Gefyra: Blazingly-fast, rock-solid, local application development with Kubernetes.
The Problem
Building and pushing containers to test them in Kubernetes is repetitive and time-consuming. Writing and debugging code that depends on services in Kubernetes is daunting. Especially if they are not reachable during development.
The Solution
Gefyra runs local code in any Kubernetes cluster without the build and push cycle. It overlays containers in the cluster making code changes immediately available.
Core Features
Run a container instance on a developer machine and connect it to Kubernetes-based resources
You can run an arbitrary container on your local development machine that behaves as it would run within a Kubernetes cluster. It connects to Kubernetes-based resources (such as databases, APIs, or assets), making it very convenient to test a new service in the cluster or write code that depends on Kubernetes resources.

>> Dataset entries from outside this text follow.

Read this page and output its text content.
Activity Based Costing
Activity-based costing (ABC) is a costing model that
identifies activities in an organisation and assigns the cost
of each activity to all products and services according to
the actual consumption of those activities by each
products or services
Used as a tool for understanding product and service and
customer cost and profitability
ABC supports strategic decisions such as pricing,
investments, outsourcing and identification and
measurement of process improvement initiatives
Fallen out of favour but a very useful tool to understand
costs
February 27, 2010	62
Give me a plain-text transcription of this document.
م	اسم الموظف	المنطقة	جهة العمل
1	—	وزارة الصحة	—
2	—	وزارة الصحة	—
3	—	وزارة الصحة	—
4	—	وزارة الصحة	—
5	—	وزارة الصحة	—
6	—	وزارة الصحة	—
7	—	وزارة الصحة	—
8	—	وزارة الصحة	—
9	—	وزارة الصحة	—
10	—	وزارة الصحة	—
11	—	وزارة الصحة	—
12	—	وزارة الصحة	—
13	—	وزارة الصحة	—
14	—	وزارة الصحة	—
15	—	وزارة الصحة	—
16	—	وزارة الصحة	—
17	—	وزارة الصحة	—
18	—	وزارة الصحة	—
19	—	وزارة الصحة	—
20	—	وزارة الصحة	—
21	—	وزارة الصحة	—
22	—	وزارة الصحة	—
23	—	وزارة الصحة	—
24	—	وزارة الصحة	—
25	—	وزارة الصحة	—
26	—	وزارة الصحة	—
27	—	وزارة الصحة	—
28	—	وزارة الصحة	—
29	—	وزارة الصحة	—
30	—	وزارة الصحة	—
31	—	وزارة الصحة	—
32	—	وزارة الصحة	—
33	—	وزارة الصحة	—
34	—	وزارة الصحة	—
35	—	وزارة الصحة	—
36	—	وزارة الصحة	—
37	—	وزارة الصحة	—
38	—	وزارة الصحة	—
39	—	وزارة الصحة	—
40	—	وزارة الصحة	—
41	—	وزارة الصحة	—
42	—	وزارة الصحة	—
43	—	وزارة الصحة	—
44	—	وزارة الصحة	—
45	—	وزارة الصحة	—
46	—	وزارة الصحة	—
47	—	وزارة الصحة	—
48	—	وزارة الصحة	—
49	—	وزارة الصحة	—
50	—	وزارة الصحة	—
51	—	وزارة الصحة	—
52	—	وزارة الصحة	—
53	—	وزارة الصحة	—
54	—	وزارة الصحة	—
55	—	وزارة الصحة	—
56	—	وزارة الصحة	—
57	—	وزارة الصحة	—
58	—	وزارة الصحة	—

Overlay a container running within a Kubernetes Pod with a local instance
You can simply replace a container running in a Kubernetes Pod with a local container instance. That will serve the requests to that Pod from your local container instances. That makes it very convenient to test changes in a realistic production-close environment before pushing the code to CI/CD.
Gefyra offers you to
- run services locally on a developer machine
- operate feature-branches in a production-like Kubernetes environment with all adjacent services
- write code in the IDE you already love, be fast, be confident
- leverage all the neat development features, such as debugger, code-hot-reloading, overriding environment variables
- run high-level integration tests against all dependent services
- keep peace-of-mind when pushing new code to the integration environment
Quick installation
curl -sSL https://raw.githubusercontent.com/gefyrahq/gefyra/main/install.sh | sh -
Looking for Homebrew or Windows installation? Checkout the installation guide.
Use Cases and Demos
If you are interested in more sophisticated use cases or want to develop modern Kubernetes-based architectures, check out the use cases and demos or the media section.
Alternative to Telepresence 2
Compared to Telepresence 2, Gefyra uses a Wireguard-based VPN to connect with the Kubernetes cluster. Telepresence 2 provides a broad connectivity with the cluster (“your development machine becomes part of the cluster”), Gefyra instead establishes a very scoped connectivity based on a dedicated Docker-network on the developer machine. In addition, Gefyra supports a couple of important use-cases such as the sidecar pattern (see: this medium article) and does not require “sudo”-privileges during the development process.
Anyway, if you feel you need other features that Telepresence 2 provides and Gefyra misses, please give it a go. Gefyra was heavily inspired by Telepresence 2.
Gefyra was designed to be fast and robust on an average developer machine and supports most platforms.